Yesterday, my
coaching client Wendy told me on the phone that her house was a mess but she
felt too overwhelmed to do anything about it.
She said there was just too much to do and she didn’t know where or how
to start and she had other things she had to deal with too and the thought of
it all just made her want to give up and take a nap.
I suggested she
look at the specific amount of time she had available during the rest of the
afternoon and then pick a couple of specific things to do that would fit into
that time, listening to her intuition about what she most needed or wanted to
do. For example, she could decide to put aside from three to four, and she
could decide to make the bed, pick up the living room, vacuum, and do the
dishes during that time. If she couldn’t
get all that done between three and four she could at least get some of it
done. And if she finished it all early, at 3:45, say, she could do one more
thing or she could quit early and take a break.
And if things didn’t work out at all – if she got sidetracked with a
phone call or a complicated text message or the overwhelming need to take a nap
– she could just reboot and do the whole exercise again tomorrow or some other
time soon. I also suggested she call me
back when the time she picked was over and tell me how it all went, knowing
that doing that would help her – or I would help her -- focus on what she did
do instead of what she didn’t. Because
even if she thought taking a nap or catching up with a friend she needed to
talk to was wasting time, I’d remind her that it’s not. (To me resting and doing nothing is a great
use of time, and besides who cares if we waste a little time. The problem isn’t really wasting time anyway,
I’ve come to see; it’s feeling like we’re wasting time because we’re not
noticing or giving ourselves credit for how we’re spending our time.)
I realized
afterwards that this little exercise captured my harnessing time practices in a
nutshell. For me, harnessing time is
about looking at how much time we’ve got – right now or during the whole day
today – and making realistic decisions about how we’re going to use it. It’s also about looking at something we have
to do – perhaps something we haven’t been able to get to or are worried we
won’t be able to get to -- and picking a time when we can do it (and writing
that time down). It’s about slowing down
enough to tap into our intuition so we can make decisions we can live with,
decisions about how we truly want to spend our lives on the micro level as well
as the macro level. It’s about simply
rebooting, picking a new time and making a new plan, when things don’t work out
the way we planned. And it’s about
focusing on what we did do instead of what we didn’t, maybe with the help of a
friend.
It all seems so
simple, and yet it seems like even I have to keep being reminded over and over
to follow my own practices.
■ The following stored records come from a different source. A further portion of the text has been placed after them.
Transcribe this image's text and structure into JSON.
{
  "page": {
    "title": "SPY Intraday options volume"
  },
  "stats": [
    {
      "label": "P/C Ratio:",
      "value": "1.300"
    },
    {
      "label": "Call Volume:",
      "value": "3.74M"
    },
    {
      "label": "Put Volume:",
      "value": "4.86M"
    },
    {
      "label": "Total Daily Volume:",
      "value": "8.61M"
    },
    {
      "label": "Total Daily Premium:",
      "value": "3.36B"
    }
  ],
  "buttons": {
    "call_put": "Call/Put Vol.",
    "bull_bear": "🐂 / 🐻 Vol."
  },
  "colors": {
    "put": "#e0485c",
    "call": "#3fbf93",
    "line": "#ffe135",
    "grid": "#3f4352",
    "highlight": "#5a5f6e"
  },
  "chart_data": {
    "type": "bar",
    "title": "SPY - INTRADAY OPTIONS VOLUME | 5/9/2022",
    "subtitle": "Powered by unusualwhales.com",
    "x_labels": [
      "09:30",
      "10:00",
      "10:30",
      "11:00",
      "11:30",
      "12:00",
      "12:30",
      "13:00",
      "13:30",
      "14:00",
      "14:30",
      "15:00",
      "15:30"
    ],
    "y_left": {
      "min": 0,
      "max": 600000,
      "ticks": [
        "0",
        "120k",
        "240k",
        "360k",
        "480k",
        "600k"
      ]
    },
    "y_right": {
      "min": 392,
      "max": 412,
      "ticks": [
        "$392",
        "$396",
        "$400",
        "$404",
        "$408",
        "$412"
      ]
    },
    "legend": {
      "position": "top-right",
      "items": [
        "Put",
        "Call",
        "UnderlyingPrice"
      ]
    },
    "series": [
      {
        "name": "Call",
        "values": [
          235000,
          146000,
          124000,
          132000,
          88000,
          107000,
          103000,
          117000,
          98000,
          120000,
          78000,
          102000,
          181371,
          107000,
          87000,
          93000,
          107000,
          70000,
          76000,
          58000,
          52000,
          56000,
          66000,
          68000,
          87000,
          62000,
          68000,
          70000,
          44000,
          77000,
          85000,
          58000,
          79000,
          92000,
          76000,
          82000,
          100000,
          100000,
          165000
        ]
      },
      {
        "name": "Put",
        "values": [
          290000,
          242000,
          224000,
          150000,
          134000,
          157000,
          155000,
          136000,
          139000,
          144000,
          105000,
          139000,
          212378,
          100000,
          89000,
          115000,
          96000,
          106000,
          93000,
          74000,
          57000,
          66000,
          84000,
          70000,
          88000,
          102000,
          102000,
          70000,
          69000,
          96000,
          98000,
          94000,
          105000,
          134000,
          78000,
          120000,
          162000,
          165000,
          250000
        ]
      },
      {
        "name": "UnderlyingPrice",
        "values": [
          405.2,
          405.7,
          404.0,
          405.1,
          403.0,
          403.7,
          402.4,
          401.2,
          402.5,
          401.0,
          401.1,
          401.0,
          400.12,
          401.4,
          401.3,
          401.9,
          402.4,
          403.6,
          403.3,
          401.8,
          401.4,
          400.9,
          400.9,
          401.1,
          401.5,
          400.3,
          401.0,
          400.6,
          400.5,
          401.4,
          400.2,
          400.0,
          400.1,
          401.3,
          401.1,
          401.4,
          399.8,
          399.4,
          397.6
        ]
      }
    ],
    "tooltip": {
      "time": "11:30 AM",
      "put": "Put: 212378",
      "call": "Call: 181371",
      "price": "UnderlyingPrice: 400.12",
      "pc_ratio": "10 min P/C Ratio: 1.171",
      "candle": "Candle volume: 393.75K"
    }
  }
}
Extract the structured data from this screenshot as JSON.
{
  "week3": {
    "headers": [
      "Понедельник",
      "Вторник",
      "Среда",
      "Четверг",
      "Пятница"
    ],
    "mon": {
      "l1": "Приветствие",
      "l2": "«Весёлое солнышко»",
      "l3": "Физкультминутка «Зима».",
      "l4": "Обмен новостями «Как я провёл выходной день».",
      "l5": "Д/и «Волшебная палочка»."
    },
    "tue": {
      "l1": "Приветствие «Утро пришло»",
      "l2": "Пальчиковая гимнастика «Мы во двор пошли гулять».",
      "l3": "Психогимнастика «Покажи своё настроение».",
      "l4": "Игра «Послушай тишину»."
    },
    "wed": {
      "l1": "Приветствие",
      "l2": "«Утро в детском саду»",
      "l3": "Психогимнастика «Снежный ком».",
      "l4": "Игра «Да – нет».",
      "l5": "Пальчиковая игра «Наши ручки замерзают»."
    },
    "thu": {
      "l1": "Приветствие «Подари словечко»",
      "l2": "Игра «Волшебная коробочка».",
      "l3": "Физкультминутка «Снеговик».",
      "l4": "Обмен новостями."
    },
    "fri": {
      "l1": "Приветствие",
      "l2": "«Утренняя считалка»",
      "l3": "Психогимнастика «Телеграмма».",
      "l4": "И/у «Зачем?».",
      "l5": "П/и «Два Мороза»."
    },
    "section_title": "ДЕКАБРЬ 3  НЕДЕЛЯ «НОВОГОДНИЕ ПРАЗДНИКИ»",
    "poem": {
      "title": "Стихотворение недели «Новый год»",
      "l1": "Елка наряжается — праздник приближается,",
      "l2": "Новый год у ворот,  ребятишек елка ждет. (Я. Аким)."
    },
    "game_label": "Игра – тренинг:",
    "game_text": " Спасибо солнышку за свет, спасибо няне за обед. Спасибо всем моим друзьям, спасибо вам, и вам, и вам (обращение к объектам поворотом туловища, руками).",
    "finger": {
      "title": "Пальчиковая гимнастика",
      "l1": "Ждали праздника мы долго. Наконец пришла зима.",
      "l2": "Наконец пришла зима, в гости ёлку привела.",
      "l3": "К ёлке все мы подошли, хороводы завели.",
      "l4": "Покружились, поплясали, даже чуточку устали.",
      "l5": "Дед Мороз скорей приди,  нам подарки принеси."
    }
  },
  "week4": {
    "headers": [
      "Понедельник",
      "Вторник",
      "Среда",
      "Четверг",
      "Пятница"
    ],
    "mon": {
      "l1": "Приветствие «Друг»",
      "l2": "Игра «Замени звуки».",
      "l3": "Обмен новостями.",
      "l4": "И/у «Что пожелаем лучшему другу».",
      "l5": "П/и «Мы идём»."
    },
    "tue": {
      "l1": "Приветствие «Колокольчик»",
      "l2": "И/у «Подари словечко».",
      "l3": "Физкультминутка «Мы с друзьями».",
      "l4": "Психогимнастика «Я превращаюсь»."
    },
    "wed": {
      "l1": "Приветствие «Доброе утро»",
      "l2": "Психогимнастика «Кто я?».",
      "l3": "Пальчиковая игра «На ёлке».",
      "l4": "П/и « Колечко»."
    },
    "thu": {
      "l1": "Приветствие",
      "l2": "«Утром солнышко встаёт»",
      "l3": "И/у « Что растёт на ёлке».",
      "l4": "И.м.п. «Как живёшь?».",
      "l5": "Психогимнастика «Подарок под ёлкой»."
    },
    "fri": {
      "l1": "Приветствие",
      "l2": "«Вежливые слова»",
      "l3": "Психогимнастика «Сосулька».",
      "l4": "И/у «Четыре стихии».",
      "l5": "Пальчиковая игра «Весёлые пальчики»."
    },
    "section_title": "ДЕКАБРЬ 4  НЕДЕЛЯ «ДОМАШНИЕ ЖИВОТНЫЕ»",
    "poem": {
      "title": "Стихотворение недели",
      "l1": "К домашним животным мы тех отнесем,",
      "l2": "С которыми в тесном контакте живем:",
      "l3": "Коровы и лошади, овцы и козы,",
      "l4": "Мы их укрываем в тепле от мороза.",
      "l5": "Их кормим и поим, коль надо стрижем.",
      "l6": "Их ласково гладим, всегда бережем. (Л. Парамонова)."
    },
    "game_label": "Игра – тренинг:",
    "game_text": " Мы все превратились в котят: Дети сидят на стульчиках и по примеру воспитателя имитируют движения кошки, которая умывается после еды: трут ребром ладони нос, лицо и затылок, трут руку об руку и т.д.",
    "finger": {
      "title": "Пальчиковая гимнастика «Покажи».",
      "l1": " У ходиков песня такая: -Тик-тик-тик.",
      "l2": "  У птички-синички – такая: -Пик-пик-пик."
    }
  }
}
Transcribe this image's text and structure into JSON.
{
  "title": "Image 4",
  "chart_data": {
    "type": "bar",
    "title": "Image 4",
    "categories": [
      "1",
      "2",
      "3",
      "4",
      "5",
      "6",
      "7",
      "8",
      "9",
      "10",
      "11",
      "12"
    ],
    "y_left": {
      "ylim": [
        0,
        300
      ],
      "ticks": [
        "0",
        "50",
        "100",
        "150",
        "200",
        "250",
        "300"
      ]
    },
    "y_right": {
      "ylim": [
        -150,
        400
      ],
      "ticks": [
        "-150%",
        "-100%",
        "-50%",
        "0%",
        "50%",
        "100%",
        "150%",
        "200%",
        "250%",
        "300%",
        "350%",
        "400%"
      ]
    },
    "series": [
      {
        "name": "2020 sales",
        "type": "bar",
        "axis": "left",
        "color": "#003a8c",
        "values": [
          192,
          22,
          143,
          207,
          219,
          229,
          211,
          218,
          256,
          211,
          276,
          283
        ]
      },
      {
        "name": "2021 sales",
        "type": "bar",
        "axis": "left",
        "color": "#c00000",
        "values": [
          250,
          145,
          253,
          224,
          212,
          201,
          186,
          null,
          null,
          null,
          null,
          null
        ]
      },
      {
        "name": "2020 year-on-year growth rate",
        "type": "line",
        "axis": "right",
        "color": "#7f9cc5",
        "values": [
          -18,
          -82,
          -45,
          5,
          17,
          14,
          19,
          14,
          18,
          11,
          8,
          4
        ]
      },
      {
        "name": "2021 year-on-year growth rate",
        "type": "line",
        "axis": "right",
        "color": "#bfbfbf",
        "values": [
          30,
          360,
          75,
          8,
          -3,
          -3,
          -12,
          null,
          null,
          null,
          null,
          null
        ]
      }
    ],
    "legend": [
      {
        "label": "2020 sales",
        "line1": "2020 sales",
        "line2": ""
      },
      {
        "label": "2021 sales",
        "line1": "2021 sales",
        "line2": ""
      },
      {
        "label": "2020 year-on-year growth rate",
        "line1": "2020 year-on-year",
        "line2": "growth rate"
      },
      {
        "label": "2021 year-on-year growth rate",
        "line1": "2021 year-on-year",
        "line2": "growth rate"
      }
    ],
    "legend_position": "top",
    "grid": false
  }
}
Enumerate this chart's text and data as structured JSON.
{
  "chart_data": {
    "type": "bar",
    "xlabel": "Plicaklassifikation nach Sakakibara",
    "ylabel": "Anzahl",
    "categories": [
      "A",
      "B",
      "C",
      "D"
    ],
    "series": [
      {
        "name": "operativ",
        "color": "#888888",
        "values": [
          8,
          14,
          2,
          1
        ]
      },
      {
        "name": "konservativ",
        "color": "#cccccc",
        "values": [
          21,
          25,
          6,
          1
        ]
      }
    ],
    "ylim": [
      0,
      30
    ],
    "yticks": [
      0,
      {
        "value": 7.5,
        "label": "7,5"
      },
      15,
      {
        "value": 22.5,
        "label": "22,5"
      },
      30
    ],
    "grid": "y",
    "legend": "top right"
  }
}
I’ve got it
down in the morning, when I plan my day – every day I look at the time I’ve got
available and I consider what I’m going to do when during that time, and then I
call in my plan to my time partner. But
sometimes, when I’m feeling busy or rushed, it takes me a little while to
remember this simple formula for getting more peaceful.
For example, this
morning I got up knowing I definitely wanted to clean the cat boxes in my
basement and wash my kitchen floor.
Those things had been on my plan yesterday but I just didn’t have the
energy to do them when the opening for them came. But they were bothering me. The cat boxes were grossing me out – they definitely
needed to be emptied, washed, and refilled with fresh kitty litter – and the
kitchen floor definitely needed to be washed because I had a friend coming over
in the late afternoon. Somehow I thought
I should do them before I sat down and made my plan for the day, and I was kind
of vaguely worrying they’d take up so much time they’d throw my whole day off
at the same time that I was worrying I wouldn’t be able to get to them at all. Then I realized: Duh! Use the harnessing
time thing.
So I sat down and
made my plan for the day, planning to spend an hour first thing dealing with
the cat boxes and washing my kitchen floor.
The cat boxes and the floor took less time than I had thought they
would, and I felt good about getting them done for the whole rest of the day.
I don’t know why
it should be so hard to remember to keep following these simple little
practices, but I guess it doesn’t matter.
What matters is that we remember them eventually, and it does seem like the
more we keep using them the more quickly we remember.